Few producers are as beloved as J Dilla. His swinging, dusky sound has birthed so many branches of hip-hop production, and upcoming producers still turn to Dilla to sharpen their burgeoning sounds.
In an effort to commemorate the legendary late icon, production platform Splice spoke with producers Thelonious Martin and Cam O’bi, among others, having them break down J Dilla’s legacy and impact on their personal styles.
“Jay Dee’s influence is forever—the whole lo-fi production is essentially predicated on his sound,” Martin explained. “You can see his influence in Soulection and other crews. That certain level of quality and love for the music isn’t something that gets phased out or fades away. When it comes to producers, and especially for the city of Detroit, you’ll have to always mention his name.”

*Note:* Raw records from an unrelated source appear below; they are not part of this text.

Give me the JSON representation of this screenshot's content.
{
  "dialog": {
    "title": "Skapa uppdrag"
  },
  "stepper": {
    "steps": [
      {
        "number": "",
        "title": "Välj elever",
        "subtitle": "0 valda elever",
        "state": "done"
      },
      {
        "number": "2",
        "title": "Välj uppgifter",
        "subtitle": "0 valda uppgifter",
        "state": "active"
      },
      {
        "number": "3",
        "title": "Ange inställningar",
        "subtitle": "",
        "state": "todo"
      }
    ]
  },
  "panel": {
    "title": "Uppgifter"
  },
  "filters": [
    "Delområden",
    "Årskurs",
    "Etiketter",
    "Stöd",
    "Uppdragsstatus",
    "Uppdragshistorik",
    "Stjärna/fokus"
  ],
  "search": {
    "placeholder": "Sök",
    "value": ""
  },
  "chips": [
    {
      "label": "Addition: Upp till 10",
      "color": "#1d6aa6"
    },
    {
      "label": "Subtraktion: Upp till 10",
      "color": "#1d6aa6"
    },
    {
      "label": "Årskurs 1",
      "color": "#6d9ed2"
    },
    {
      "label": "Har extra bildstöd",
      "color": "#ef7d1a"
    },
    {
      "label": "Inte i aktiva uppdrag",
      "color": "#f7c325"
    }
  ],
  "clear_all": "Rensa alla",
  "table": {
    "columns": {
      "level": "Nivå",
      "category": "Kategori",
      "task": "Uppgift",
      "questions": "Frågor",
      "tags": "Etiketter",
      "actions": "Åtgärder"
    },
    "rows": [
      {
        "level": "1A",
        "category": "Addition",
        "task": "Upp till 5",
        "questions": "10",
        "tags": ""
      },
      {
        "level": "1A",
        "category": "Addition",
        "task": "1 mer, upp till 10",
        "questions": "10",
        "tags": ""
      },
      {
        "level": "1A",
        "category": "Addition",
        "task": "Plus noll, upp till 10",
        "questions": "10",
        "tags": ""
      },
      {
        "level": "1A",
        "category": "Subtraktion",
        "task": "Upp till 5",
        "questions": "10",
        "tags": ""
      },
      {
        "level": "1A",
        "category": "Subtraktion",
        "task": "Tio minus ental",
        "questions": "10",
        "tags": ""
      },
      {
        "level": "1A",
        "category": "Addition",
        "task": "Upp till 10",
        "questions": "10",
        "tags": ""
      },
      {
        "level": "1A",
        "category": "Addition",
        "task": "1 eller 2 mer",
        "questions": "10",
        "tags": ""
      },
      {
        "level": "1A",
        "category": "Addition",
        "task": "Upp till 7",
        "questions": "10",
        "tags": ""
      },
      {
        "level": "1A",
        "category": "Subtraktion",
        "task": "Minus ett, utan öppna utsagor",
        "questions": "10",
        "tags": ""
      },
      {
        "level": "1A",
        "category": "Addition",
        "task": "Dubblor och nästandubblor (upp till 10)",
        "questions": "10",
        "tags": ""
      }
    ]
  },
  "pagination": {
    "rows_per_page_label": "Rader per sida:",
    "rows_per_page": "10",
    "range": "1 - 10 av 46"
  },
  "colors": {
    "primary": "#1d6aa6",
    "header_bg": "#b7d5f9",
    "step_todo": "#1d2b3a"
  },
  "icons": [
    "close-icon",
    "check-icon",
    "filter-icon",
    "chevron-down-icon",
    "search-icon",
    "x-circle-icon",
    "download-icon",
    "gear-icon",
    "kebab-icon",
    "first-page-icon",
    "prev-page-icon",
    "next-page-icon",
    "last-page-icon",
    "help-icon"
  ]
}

Tracing J Dilla’s lineage, Thelo is absolutely correct. From Donuts to an endless number of YouTube playlists of chill beats, there is a clear link between Dilla’s style and the lo-fi scene. Dilla’s name must be mentioned in all conversations, too, not just when discussing Detroit producers. Earlier this year, DJBooth named J Dilla one of the eight best producers of all time.
Cam O’bi went on to share what his Dilla fandom taught him about making music: “I wanna share a quick but very special story about his influence on me: I remember when I used to obsess over Dilla’s swing as a kid. I tried for years to figure out how to get my drums to swing like his. With the help of computer software, I finally figured out a way to quantify and extract the grooves of his songs and convert it to MIDI data. I was looking for 'the formula' and I felt that I’d finally found it after years of studying. I successfully extracted the grooves from a few songs and got my kicks, snares, hi hats, all dialed in as exact as I could with the velocities and everything.
“To my dismay, I realized that even though I had the right data, my grooves actually sounded nothing like his in the least bit, hahaha. But in that moment, after the disappointment I had a quick epiphany. First of all, it hit me that there is no formula. In fact, I noticed that the MIDI data for each song was different. Secondly, it hit me that I can’t actually get his swing, because that’s him and I’m not him. I realized that what Dilla was doing was a sort of musical alchemy. It dawned on me that the groove that I was after was in his bones before he ever sat down at the MPC or SP. He heard it in his head, felt it in his bones and as he’s making the track, he’s using his knowledge of his gear to make the gear do what he hears and feels in his imagination. After I realized that, my new desire became to learn musical alchemy too, instead of just simply nailing his swing. That’s when I was finally able to make my drums swing in a way that satisfied me. I accidentally discovered a part of myself, in the midst of imitation. Trying to sound like a clone made me realize that it was impossible and also not worth it."
While all good composers borrow to make their compositions feel whole, what O’bi discovered in his fascination with Dilla was the importance of defining your own artistic voice as an outgrowth of your influences, not as a copy. This is the sum of Dilla’s enduring legacy: preaching and pushing for creativity. Long live J Dilla.